There are probably a few others. The challenge here is going to be that most people feel that the answers to these questions are obvious, but they all have different answers, so it's going to be an endless bikeshed that ends up in a compromise that satisfies no one. At least with process.argv.slice(2), we satisfy no one without having to do much work ;)

What would be nice, and I think we could get very broad consensus around, would be a shorthand that means you don't have to slice. process.mainArgs or something, to match process.execArgs? That should be everything after the main filename, such that these two programs return the same result:

// cmd.js
console.log(process.mainArgs)
node cmd.js a b c
node -e 'console.log(process.mainArgs)' a b c

Right now, pulling arguments out of node -e commands always breaks my brain a little, so I have to stop and test before I can remember how to do it.

ruyadorno commented 4 years ago

@boneskull I was quickly going over the youtube record of the last meeting and I realized I haven't given you a straightforward answer to your question on whether I want to move forwards with replacing the mainArgs proposal with an actual more robust arg parser API rather than trying to build one and than the other.

To that I say yes 👍 I'm fine with dropping the mainArgs idea and have the group focus in a single proposal for a proper argument parser API 😊

dominykas commented 4 years ago

Doesn't node already have an args parser built in? It has to parse it's own options, right? Can that be exposed somehow and that's that, or is it not generic enough? Can it be made generic enough? Because having a different way to parse args than that could be pretty confusing?

sam-github commented 4 years ago

I like where you are going with that, reusing what we have, but it won't work. It's in c++, not very featureful (won't combine single char switches, etc.), and would be somewhat hard to expose. Also is a bit tuned to node's use-case, as-in, when options are added (in c++) there is a flag saying whether they are allowed by in NODE_OPTIONS.

dominykas commented 4 years ago

Maybe there's a case for making the c++ impl a bit more versatile and that would benefit node itself? Maybe single char switches are not necessary for the minimal usable version that's being discussed here ("better than process.argv.slice(2)")?

sam-github commented 4 years ago

@dominykas Perhaps you should take a look at the node options parser API, here's an example of its usage: https://github.com/nodejs/node/blob/master/src/node_options.cc#L274 If you think that an API that parses a C array of null terminated strings into c++ data types has some feature overlap with what's wanted here, you are seeing something that I'm not. But that's just me, running code is the best POC. You may want to examine @boneskull 's comparison matrix to see how node's features stack up to the others.
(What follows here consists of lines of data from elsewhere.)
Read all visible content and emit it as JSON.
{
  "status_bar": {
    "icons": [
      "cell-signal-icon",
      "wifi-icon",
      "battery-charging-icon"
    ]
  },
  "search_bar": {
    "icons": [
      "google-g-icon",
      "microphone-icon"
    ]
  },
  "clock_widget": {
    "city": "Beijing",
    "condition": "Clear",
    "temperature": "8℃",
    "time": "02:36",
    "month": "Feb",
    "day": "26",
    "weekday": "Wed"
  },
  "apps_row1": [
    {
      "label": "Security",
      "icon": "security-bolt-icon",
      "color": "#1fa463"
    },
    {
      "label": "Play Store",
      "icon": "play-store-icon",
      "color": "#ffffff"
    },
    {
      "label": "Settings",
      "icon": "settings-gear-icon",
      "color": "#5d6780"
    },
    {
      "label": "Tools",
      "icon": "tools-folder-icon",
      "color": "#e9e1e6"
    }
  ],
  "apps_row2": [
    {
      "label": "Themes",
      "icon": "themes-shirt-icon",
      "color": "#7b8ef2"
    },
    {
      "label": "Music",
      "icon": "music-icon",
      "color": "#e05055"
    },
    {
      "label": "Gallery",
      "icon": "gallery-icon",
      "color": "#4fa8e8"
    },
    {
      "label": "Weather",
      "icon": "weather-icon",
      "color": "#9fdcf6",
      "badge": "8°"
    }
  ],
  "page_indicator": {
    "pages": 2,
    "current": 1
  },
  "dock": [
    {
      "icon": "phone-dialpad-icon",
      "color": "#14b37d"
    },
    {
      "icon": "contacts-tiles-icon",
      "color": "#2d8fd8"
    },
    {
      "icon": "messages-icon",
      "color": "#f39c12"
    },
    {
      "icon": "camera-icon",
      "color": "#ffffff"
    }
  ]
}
coreyfarrell commented 4 years ago

I'm not a fan of using C++ where it's not needed, this limits who can contribute as many people do not know C++ or are not comfortable making changes to it. Having the argument parsing in C++ also means that it cannot be copied to npm. IMO this is very important for adoption, it allows modules to use the core args parser API without dropping support for all existing versions of Node.js.

ruyadorno commented 2 years ago

This landed in https://github.com/nodejs/node/pull/42675

First released as an experimental API in Node.js 18.3.0 (Current) and on Node.js 16.17.0 (LTS).